Foreign exchange market

The effective exchange rate index describes the strength of a currency relative to a basket of other currencies. Although typically the basket is trade weighted, there are others besides the trade-weighted effective exchange rate index.

Ho (2012) proposed a new approach to compiling effective exchange rate indices. Under this approach, the effective exchange rate can be calculated as a ratio of the normalized exchange value of currency against the US dollar to the normalized exchange value of the benchmark currency basket against the US dollar. Normalized exchange rate refers to the current exchange rate divided by the exchange rate against the US dollar in the base year, which effectively scales up the exchange rate of a "small value" currency like the Japanese yen, worth a small fraction of a dollar, and scales down the exchange rate of a "big value" currency like the British pound, worth much more than a dollar. Thus, all standardized or normalized currencies in the base year are worth US$1 in the base year. The US dollar is used for convenience, but, in principle, any other currency could be used instead without affecting the results. The benchmark currency basket is a GDP-weighted basket of the major fully convertible currencies of the world. Since GDP data are available with a lag, the GDP weights used in Ho are GDPs dated two years ago. The use of GDP weights has been found to be superior to direct trade weights since countries with bigger GDPs will tend to attract imports from other countries, both direct and indirect.

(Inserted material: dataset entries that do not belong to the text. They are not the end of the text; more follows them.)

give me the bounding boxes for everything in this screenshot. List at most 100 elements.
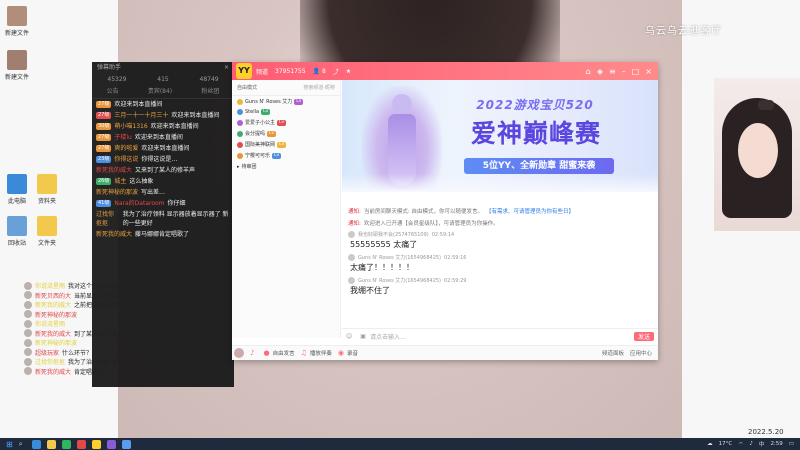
avatar [24,329,32,337]
level-badge: 27级 [96,145,112,152]
desktop-icon-recycle-bin[interactable]: 回收站 [0,216,34,247]
avatar[interactable] [234,348,244,358]
desktop-icon-file-2[interactable]: 新建文件 [0,50,34,81]
taskbar-app-icon[interactable] [76,439,86,449]
chat-username[interactable]: 新死我的威大 [96,230,132,239]
free-speech-button[interactable]: 自由发言 [273,349,295,357]
notification-icon[interactable]: ▭ [789,441,794,447]
overlay-username[interactable]: 新死神秘的那波 [35,310,77,319]
overlay-username[interactable]: 新死我的威大 [35,367,71,376]
member-item[interactable]: Stella Lv [232,107,340,117]
chat-username[interactable]: 城主 [114,177,126,186]
emoji-icon[interactable]: ☺ [346,333,352,340]
home-icon[interactable]: ⌂ [586,67,591,76]
image-icon[interactable]: ▣ [360,333,366,340]
member-item[interactable]: Guns N' Roses 艾力 Lv [232,96,340,107]
menu-icon[interactable]: ≡ [609,67,616,76]
speaker-icon[interactable]: ♪ [250,349,254,357]
taskbar-app-icon[interactable] [31,439,41,449]
music-icon[interactable]: ♫ [301,349,307,357]
desktop-icon-this-pc[interactable]: 此电脑 [0,174,34,205]
weather-text[interactable]: 17°C [719,441,733,447]
message-sender[interactable]: Guns N' Roses 艾力(1654968425) [358,277,441,284]
notice-link[interactable]: 【有需求、可请管理员为你有些日】 [486,207,574,215]
taskbar-yy-icon[interactable] [91,439,101,449]
volume-icon[interactable]: ♪ [749,441,753,447]
yy-logo-icon[interactable]: YY [236,63,252,79]
message-sender[interactable]: Guns N' Roses 艾力(1654968425) [358,254,441,261]
favorite-icon[interactable]: ★ [346,68,351,75]
close-icon[interactable]: × [645,67,652,76]
chat-username[interactable]: 三月一十一十月三十 [114,111,168,120]
channel-panel-button[interactable]: 频道面板 [602,349,624,357]
message-body: 我绷不住了 [350,286,390,295]
avatar[interactable] [348,254,355,261]
member-item[interactable]: 国际美神联网 Lv [232,139,340,150]
desktop-icon-file-1[interactable]: 新建文件 [0,6,34,37]
level-badge: 27级 [96,101,112,108]
message-sender[interactable]: 我也好耶我不会(2574765109) [358,231,429,238]
chat-username[interactable]: 你得这说 [114,155,138,164]
chat-username[interactable]: 子楼lu [114,133,131,142]
chat-username[interactable]: 新死神秘的那波 [96,188,138,197]
minimize-icon[interactable]: – [622,67,626,76]
share-icon[interactable]: ⤴ [333,67,339,76]
avatar [24,367,32,375]
accompaniment-button[interactable]: 播放伴奏 [310,349,332,357]
maximize-icon[interactable]: □ [632,67,640,76]
send-button[interactable]: 发送 [633,331,654,341]
chat-mode-label[interactable]: 自由模式 [237,84,257,91]
level-badge: 23级 [96,156,112,163]
overlay-message: 新死神秘的那波 [24,338,80,347]
message-time: 02:59:29 [444,277,467,284]
taskbar-app-icon[interactable] [121,439,131,449]
record-icon[interactable]: ◉ [338,349,344,357]
taskbar-app-icon[interactable] [106,439,116,449]
avatar[interactable] [348,277,355,284]
watermark: 乌云乌云逛客厅 [645,26,722,37]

Value of the benchmark currency basket at time t = Σ (GDP weight of currency i(dated 2 years ago from year of time t)* normalized exchange rate of currency i against the US dollar at time t;

Effective exchange rate of currency j = Normalized exchange rate of currency j against the US dollar/Value of the benchmark currency basket against US dollar

Ho's procedure allows effective exchange rate indices to be easily compiled for any country.